Mistral Medium 3.5

Mistral AI · Mistral Medium

Mistral's dense 128B Medium 3.5, a frontier-class multimodal model unifying chat, reasoning, and coding behavior.

Type
multimodal
Context
256K tokens
Max Output
33K tokens
Status
current
Input
$1.5/1M tok
Output
$7.5/1M tok
API Access
Yes
License
Modified MIT
reasoning coding agentic vision tool-use long-context open-weights
Released April 2026 · Updated May 1, 2026

Overview

Freshness note: Model capabilities, limits, and pricing can change quickly. This profile is a point-in-time snapshot last verified on May 1, 2026.
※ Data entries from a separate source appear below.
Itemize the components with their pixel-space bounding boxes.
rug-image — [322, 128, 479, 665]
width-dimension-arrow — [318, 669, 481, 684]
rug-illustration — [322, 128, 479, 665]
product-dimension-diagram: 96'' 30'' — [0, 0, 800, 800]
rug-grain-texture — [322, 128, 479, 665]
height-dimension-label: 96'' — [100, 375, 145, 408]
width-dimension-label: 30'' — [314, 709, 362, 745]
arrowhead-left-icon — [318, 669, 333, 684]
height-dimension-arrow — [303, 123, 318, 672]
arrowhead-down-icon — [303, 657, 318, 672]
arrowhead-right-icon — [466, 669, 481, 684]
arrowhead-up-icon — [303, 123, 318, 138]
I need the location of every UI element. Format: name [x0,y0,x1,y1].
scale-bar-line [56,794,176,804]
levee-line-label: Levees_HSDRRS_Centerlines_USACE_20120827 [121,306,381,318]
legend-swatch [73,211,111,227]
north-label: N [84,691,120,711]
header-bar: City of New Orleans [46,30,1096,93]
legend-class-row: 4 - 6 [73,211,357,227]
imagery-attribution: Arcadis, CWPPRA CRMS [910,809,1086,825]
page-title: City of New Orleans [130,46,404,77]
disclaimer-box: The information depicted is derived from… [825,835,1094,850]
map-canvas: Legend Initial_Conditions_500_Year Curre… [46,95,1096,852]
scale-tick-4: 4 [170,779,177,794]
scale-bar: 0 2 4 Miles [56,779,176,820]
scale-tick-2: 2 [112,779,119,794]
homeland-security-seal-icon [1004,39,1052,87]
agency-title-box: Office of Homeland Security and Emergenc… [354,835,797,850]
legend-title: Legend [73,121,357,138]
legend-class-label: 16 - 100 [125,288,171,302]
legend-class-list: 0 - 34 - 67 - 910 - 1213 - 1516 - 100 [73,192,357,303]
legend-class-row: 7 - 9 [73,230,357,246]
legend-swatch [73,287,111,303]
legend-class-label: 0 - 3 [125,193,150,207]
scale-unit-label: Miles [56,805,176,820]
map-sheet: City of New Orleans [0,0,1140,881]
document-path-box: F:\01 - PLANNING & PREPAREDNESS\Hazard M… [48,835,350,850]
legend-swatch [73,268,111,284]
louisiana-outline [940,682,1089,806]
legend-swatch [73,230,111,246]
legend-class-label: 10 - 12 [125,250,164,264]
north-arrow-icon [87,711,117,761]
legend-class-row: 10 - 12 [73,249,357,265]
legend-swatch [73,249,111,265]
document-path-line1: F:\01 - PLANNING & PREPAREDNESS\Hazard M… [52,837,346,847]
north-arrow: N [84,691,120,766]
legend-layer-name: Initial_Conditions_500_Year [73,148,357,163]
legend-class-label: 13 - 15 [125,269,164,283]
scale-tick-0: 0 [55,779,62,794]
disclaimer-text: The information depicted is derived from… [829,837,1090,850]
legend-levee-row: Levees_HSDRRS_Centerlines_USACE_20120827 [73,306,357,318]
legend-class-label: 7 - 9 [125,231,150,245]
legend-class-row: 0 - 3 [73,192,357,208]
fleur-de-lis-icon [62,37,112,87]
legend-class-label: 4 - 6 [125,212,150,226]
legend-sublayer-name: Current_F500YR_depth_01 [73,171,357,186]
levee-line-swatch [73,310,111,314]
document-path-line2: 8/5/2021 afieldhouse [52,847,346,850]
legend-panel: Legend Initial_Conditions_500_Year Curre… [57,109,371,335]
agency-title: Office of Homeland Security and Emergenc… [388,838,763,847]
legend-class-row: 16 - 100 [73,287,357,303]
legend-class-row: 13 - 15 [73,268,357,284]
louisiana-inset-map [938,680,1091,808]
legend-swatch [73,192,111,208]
Mistral Medium 3.5 is Mistral AI’s April 28, 2026 frontier-class multimodal model. It continues the Mistral Small 4 design philosophy of consolidating chat, reasoning, vision, and coding into a single dense model rather than shipping separate Magistral, Pixtral, and Devstral variants. The model exposes a reasoning_effort parameter so callers can dial behavior between fast instruct responses and deep step-by-step reasoning per request, and Mistral ships open weights on Hugging Face under a Modified MIT license alongside hosted API access.
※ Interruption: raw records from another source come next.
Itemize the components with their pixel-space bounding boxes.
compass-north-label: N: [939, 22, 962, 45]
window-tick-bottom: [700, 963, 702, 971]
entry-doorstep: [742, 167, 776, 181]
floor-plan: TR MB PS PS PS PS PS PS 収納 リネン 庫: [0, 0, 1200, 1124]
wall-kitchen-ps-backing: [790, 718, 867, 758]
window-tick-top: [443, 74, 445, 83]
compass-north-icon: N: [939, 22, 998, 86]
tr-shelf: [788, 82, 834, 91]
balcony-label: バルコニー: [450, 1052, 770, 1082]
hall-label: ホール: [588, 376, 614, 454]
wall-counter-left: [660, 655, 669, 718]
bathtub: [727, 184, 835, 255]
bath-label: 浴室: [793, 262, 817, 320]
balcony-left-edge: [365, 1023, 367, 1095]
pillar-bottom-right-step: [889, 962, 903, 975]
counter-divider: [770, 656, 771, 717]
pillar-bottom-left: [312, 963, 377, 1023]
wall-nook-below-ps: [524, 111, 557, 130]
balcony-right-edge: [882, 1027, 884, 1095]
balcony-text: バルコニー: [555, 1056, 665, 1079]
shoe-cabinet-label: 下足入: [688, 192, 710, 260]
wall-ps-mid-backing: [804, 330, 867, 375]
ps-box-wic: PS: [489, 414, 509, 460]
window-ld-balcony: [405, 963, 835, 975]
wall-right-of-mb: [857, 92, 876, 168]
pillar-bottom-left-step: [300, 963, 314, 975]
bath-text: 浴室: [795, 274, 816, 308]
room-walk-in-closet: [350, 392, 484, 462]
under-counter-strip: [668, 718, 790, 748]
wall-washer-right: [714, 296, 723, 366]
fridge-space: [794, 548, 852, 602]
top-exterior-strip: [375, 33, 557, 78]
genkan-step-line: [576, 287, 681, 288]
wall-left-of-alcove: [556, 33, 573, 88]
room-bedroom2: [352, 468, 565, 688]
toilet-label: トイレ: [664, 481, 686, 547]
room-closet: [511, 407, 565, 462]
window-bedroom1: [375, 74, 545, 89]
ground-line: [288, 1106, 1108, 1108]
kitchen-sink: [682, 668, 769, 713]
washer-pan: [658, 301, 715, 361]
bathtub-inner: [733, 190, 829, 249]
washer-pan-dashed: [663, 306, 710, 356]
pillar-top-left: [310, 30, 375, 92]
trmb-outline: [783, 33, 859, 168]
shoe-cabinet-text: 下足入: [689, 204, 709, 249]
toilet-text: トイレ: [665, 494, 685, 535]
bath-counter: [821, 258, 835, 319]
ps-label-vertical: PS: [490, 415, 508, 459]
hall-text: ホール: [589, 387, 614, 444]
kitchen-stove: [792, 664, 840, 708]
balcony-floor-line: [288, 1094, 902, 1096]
This entry sits above Mistral Small 4 in capability and below Mistral Large 3 in scale and price. For practitioners, the practical question is usually whether Medium 3.5 can replace a more expensive frontier model on agentic and coding workloads, and Mistral’s launch materials lean hard into that framing.

Capabilities

Mistral’s release materials and benchmark publications highlight a specific capability profile:

  • Strong agentic coding behavior, with reported 77.6% on SWE-Bench Verified at launch.
  • High accuracy on practical agent benchmarks such as 91.4% on τ³-Telecom.
  • Configurable reasoning effort per request through the reasoning_effort parameter.
  • Multimodal input including images, inheriting Pixtral-line vision capabilities into the unified model.
  • Self-hostable on roughly 4 GPUs at the published 128B dense size, keeping private deployments practical.
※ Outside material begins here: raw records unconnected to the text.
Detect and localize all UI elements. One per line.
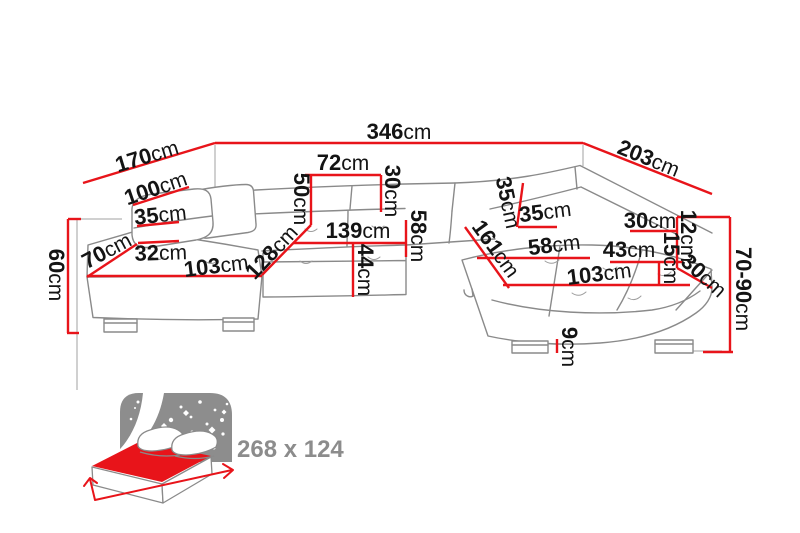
dim-label-15: 15cm <box>659 232 684 284</box>
dim-label-70-90: 70-90cm <box>731 247 756 331</box>
sofa-dimension-diagram: 346cm 170cm 203cm 100cm 35cm 70cm 32cm 1… <box>0 0 800 533</box>
sofa-leg <box>104 319 137 332</box>
sofa-leg <box>655 340 693 353</box>
dim-label-139: 139cm <box>326 218 391 243</box>
sofa-leg <box>223 318 254 331</box>
sleeper-function-icon: 268 x 124 <box>84 393 344 503</box>
sofa-middle-foot <box>464 289 473 297</box>
dim-label-50: 50cm <box>289 173 314 225</box>
dim-label-60: 60cm <box>44 249 69 301</box>
sofa-bed-icon <box>92 427 217 503</box>
dim-label-346: 346cm <box>367 119 432 144</box>
dim-label-44: 44cm <box>353 244 378 296</box>
dim-label-58-seat: 58cm <box>406 210 431 262</box>
dim-label-32: 32cm <box>134 239 187 266</box>
dim-label-203: 203cm <box>614 134 683 181</box>
dim-label-30-right: 30cm <box>624 208 676 233</box>
sofa-leg <box>512 341 548 353</box>
sofa-left-chaise-front <box>87 276 262 320</box>
sleeping-size-label: 268 x 124 <box>237 436 344 463</box>
dim-label-43: 43cm <box>603 237 655 262</box>
diagram-canvas: 346cm 170cm 203cm 100cm 35cm 70cm 32cm 1… <box>0 0 800 533</box>
dim-label-72: 72cm <box>317 150 369 175</box>
dim-label-30-backrest: 30cm <box>380 165 405 217</box>
dim-label-9: 9cm <box>557 327 582 367</box>
dim-label-35-corner: 35cm <box>518 196 573 227</box>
The unified design means prompt and routing logic that previously juggled separate Magistral, Pixtral, and Devstral endpoints can collapse onto one model surface.

Technical Details

Public anchors at this snapshot:

  • Dense 128B parameter model (not MoE) at the open-weight release size.
  • 256K-token context window.
  • Multimodal input with text and image; text output.
  • Open weights on Hugging Face under a Modified MIT license, with mistralai/Mistral-Medium-3.5-128B as the headline release.
  • Hosted API access through Mistral’s platform, Le Chat, and the Mistral Vibe agentic coding product.

Pricing & Access

Listed Mistral API pricing (per 1M tokens):

  • Input: $1.5
  • Output: $7.5

Access options:

  • Mistral platform API
  • Le Chat (Pro, Team, Enterprise plans, with Work mode powered by Medium 3.5)
  • Mistral Vibe remote-agent product
  • Open-weight self-hosting on Hugging Face under Modified MIT

Best Use Cases

Choose Mistral Medium 3.5 for:

  • Agentic coding workflows that benefit from configurable reasoning effort and a 256K context window.
  • Multimodal assistants that need vision plus reasoning in a single model surface.
  • European and EU-data-residency deployments where Mistral’s posture is a fit.
  • Self-hosted production at frontier-tier capability without paying US closed-API rates.
  • Consolidation work that replaces Magistral, Pixtral, and Devstral pipelines with one endpoint.

For maximum-frontier reasoning peaks or the broadest enterprise platform availability, Anthropic and OpenAI premium tiers remain easier defaults. For the cheapest Mistral route, Mistral Small 4 is still the better entry point.

Comparisons

  • Mistral Small 4 (Mistral AI): Cheaper unified Mistral route at smaller scale; Medium 3.5 trades cost for stronger frontier behavior.
  • Claude Sonnet 4.6 (Anthropic): Comparable mid-frontier alternative; Medium 3.5 leads on European positioning and open-weight self-hosting.
  • GPT-5.4 (OpenAI): Premium frontier closed-source option with stronger product surfaces; Medium 3.5 differentiates through openness and configurable reasoning effort.